Recently, our new corporate Intranet went live and I happened to be performing a search while logged in as a limited user to verify that security-trimming was working. I was surprised to find that this user was getting back results that they did not have access to. I could tell this since there were items in the results that when clicked on took me to the access denied page.
I began looking for some answers but was unable to find anyone else out there that was having the same issue. This led me to believe that it must have been something that I did custom to our site that was causing the issue. I remembered that I was having trouble with the imppersonation piece when I was testing some custom code before and that I had went into the web.config file and set impersonation to false. So I thought it a wise decision to go back in there and set it back to what it normally is (true). I saved the change and ran a search and found that I was only getting back items I was allowed to see. I was relieved that at least SharePoint search was working the way it is suppose to.

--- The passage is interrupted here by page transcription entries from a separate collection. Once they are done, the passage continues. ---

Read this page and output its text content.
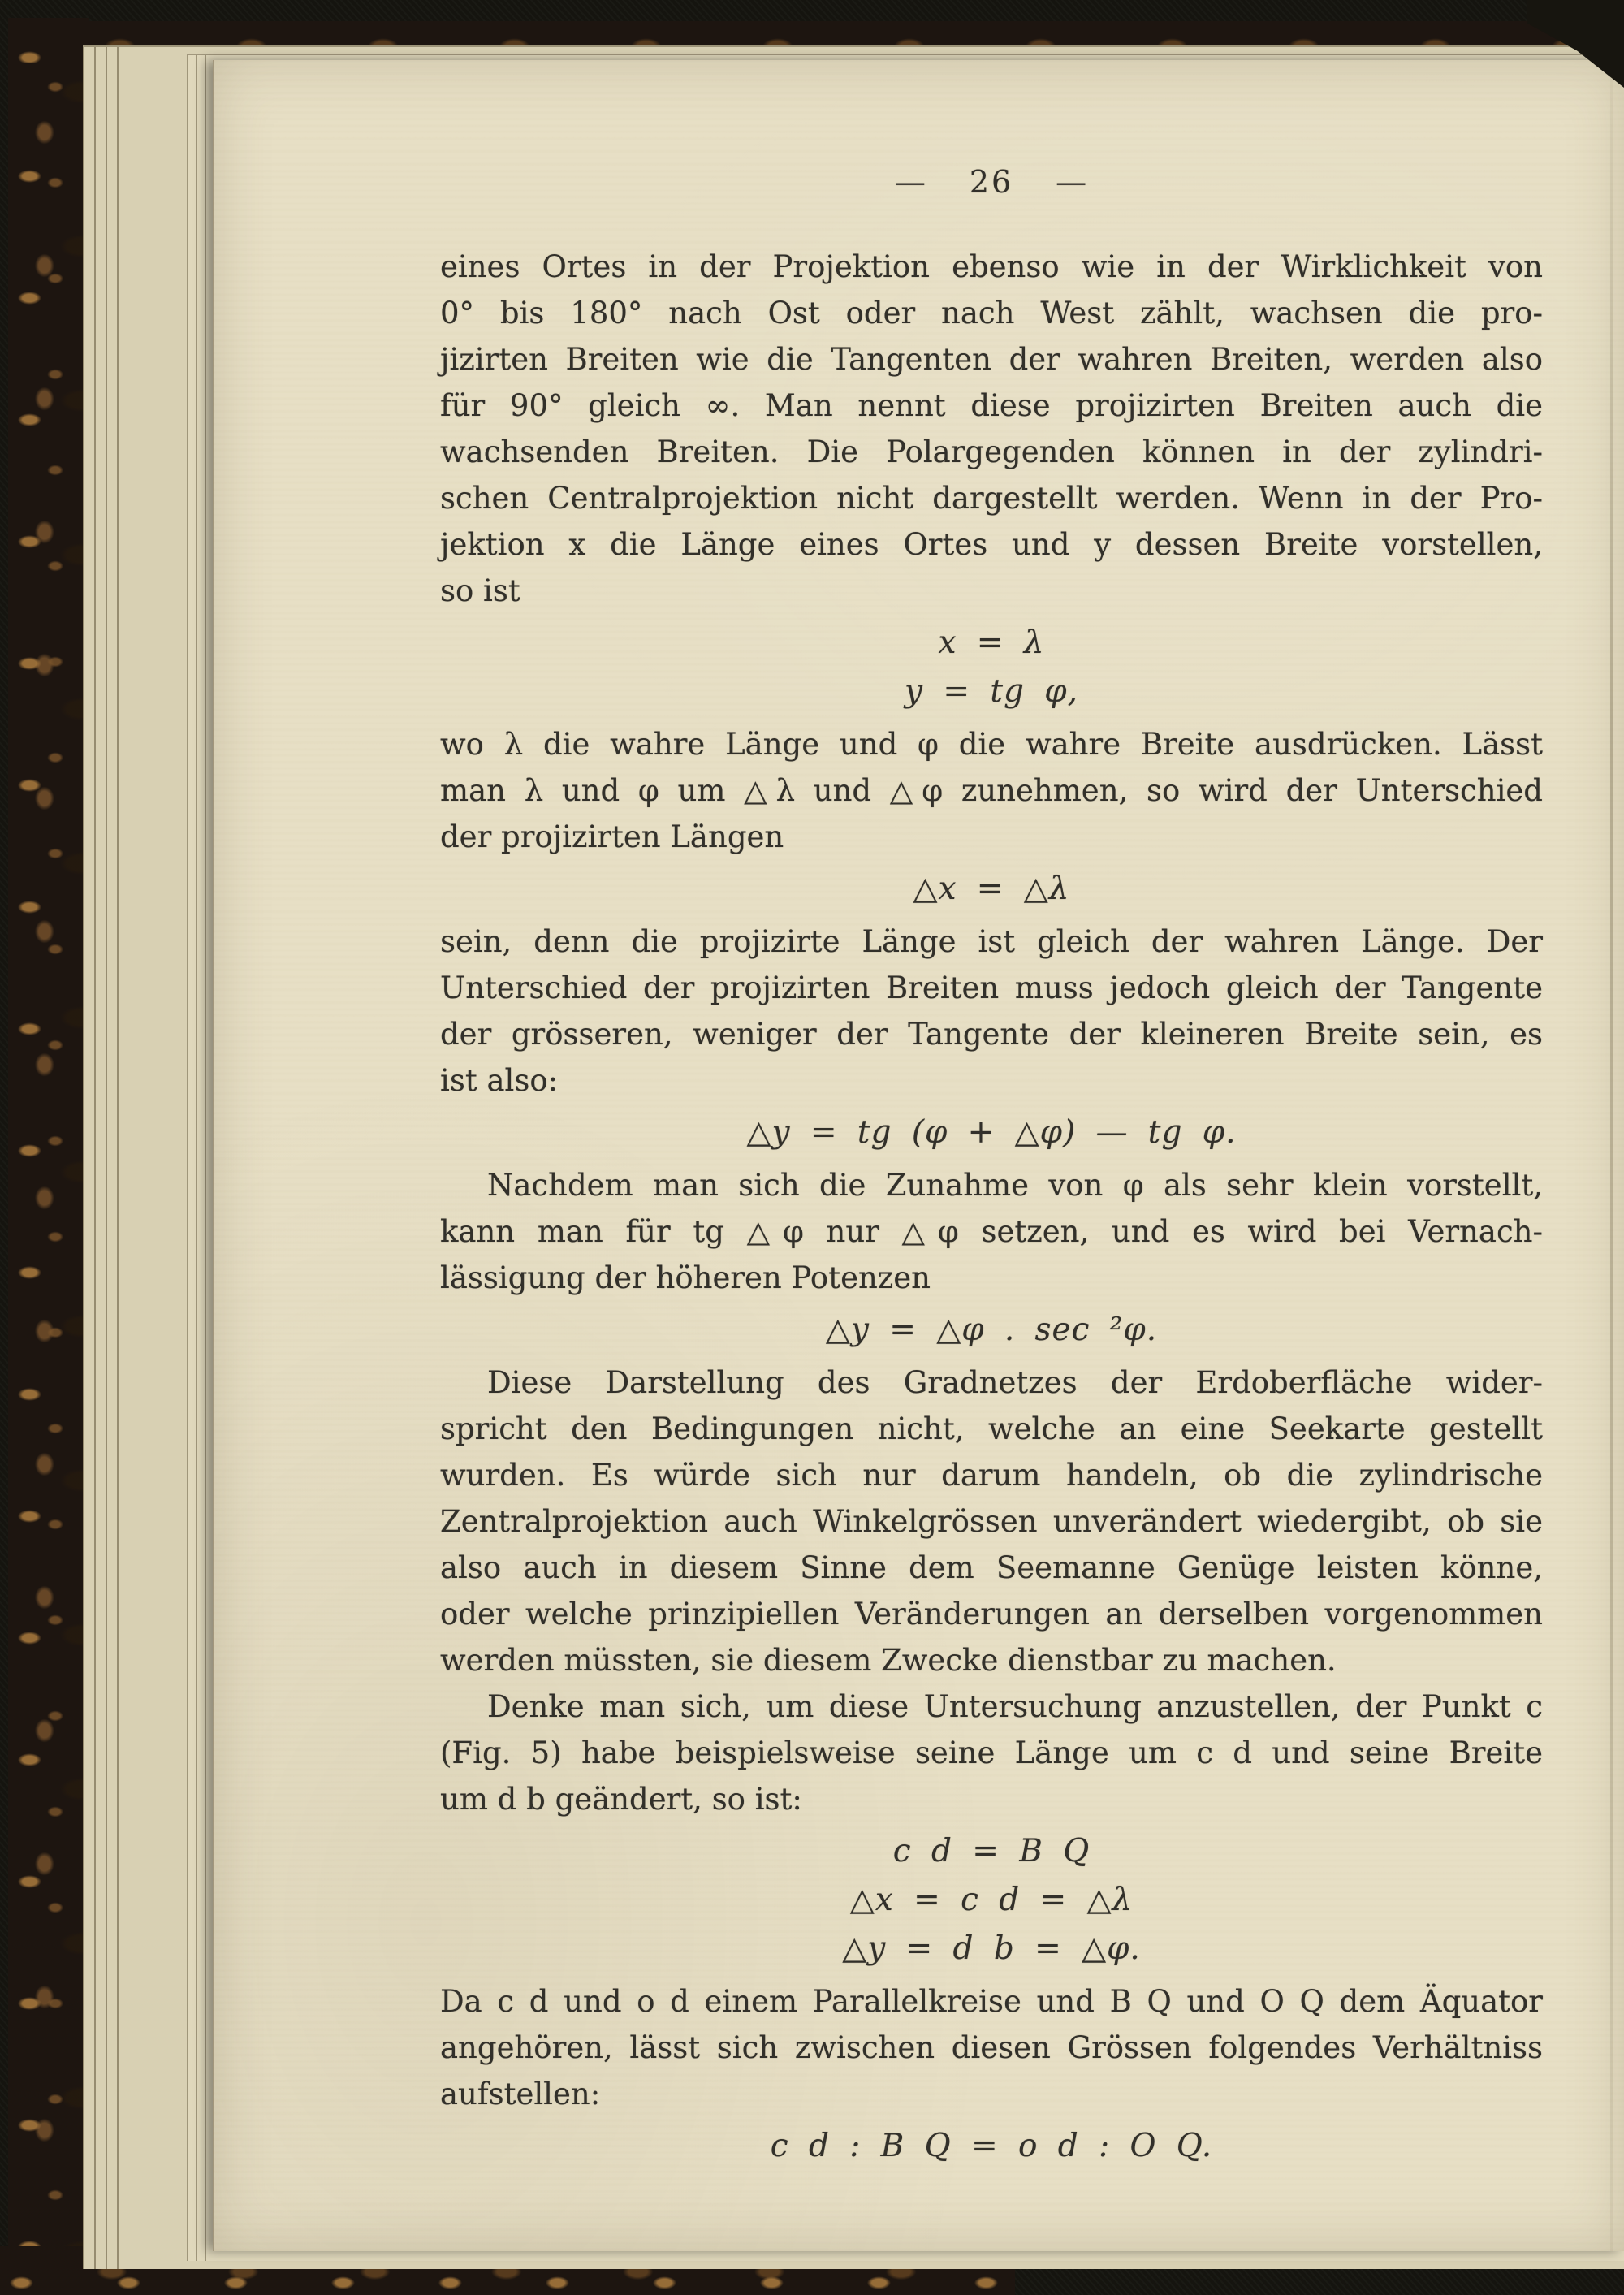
— 26 —
eines Ortes in der Projektion ebenso wie in der Wirklichkeit von
0° bis 180° nach Ost oder nach West zählt, wachsen die pro-
jizirten Breiten wie die Tangenten der wahren Breiten, werden also
für 90° gleich ∞. Man nennt diese projizirten Breiten auch die
wachsenden Breiten. Die Polargegenden können in der zylindri-
schen Centralprojektion nicht dargestellt werden. Wenn in der Pro-
jektion x die Länge eines Ortes und y dessen Breite vorstellen,
so ist
x = λ
y = tg φ,
wo λ die wahre Länge und φ die wahre Breite ausdrücken. Lässt
man λ und φ um △λ und △φ zunehmen, so wird der Unterschied
der projizirten Längen
△x = △λ
sein, denn die projizirte Länge ist gleich der wahren Länge. Der
Unterschied der projizirten Breiten muss jedoch gleich der Tangente
der grösseren, weniger der Tangente der kleineren Breite sein, es
ist also:
△y = tg (φ + △φ) — tg φ.
Nachdem man sich die Zunahme von φ als sehr klein vorstellt,
kann man für tg △φ nur △φ setzen, und es wird bei Vernach-
lässigung der höheren Potenzen
△y = △φ . sec ²φ.
Diese Darstellung des Gradnetzes der Erdoberfläche wider-
spricht den Bedingungen nicht, welche an eine Seekarte gestellt
wurden. Es würde sich nur darum handeln, ob die zylindrische
Zentralprojektion auch Winkelgrössen unverändert wiedergibt, ob sie
also auch in diesem Sinne dem Seemanne Genüge leisten könne,
oder welche prinzipiellen Veränderungen an derselben vorgenommen
werden müssten, sie diesem Zwecke dienstbar zu machen.
Denke man sich, um diese Untersuchung anzustellen, der Punkt c
(Fig. 5) habe beispielsweise seine Länge um c d und seine Breite
um d b geändert, so ist:
c d = B Q
△x = c d = △λ
△y = d b = △φ.
Da c d und o d einem Parallelkreise und B Q und O Q dem Äquator
angehören, lässt sich zwischen diesen Grössen folgendes Verhältniss
aufstellen:
c d : B Q = o d : O Q.
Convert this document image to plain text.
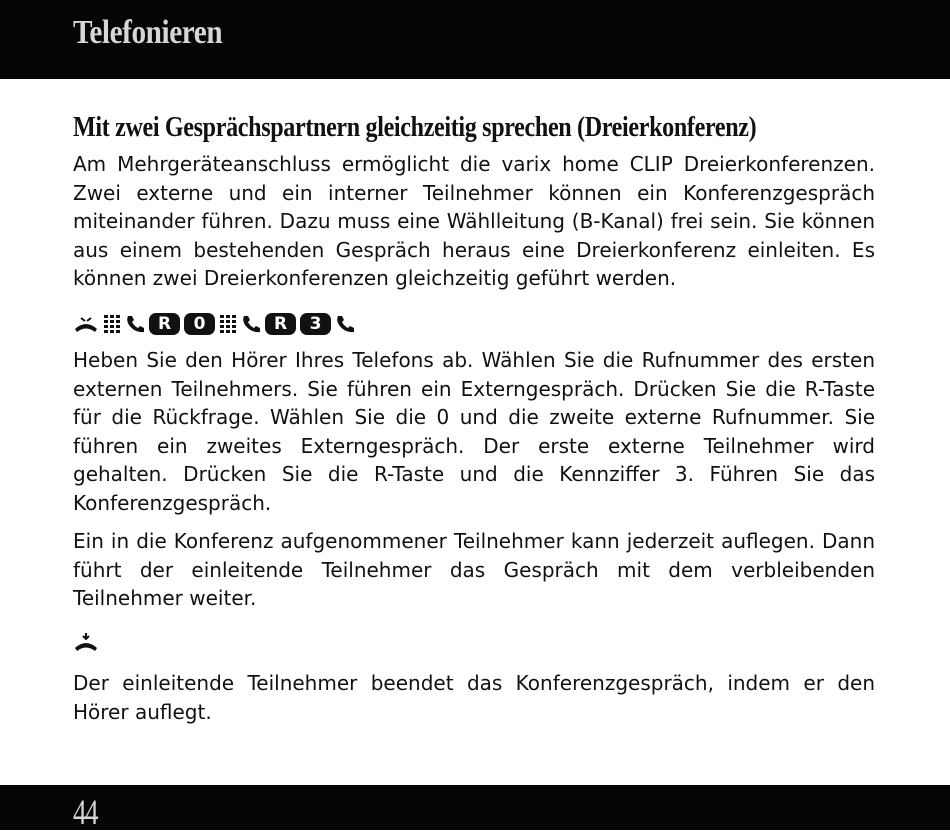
Telefonieren
Mit zwei Gesprächspartnern gleichzeitig sprechen (Dreierkonferenz)

Am Mehrgeräteanschluss ermöglicht die varix home CLIP Dreierkonferenzen. Zwei externe und ein interner Teilnehmer können ein Konferenzgespräch miteinander führen. Dazu muss eine Wählleitung (B-Kanal) frei sein. Sie können aus einem bestehenden Gespräch heraus eine Dreierkonferenz einleiten. Es können zwei Dreierkonferenzen gleichzeitig geführt werden.

R	0	R	3

Heben Sie den Hörer Ihres Telefons ab. Wählen Sie die Rufnummer des ersten externen Teilnehmers. Sie führen ein Externgespräch. Drücken Sie die R-Taste für die Rückfrage. Wählen Sie die 0 und die zweite externe Rufnummer. Sie führen ein zweites Externgespräch. Der erste externe Teilnehmer wird gehalten. Drücken Sie die R-Taste und die Kennziffer 3. Führen Sie das Konferenzgespräch.

Ein in die Konferenz aufgenommener Teilnehmer kann jederzeit auflegen. Dann führt der einleitende Teilnehmer das Gespräch mit dem verbleibenden Teilnehmer weiter.

Der einleitende Teilnehmer beendet das Konferenzgespräch, indem er den Hörer auflegt.

44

Now I just had to figure out what to do in my code so that I could leave impersonation on. Impersonation allows the SharePoint application to impersonate other users and this allows a user to perform a search and SharePoint checks that users permissions to see which files they are allowed to see. It then returns only those items in the search result. By turning impersonation off I was running all of this as the System Account, which had access to all items in the site.
I was finally able to find a way in my code to perform the functions I needed to while allowing impersonation to continue. Let this be a lesson to me: Don't go changing items in web.config without fully understanding the implications.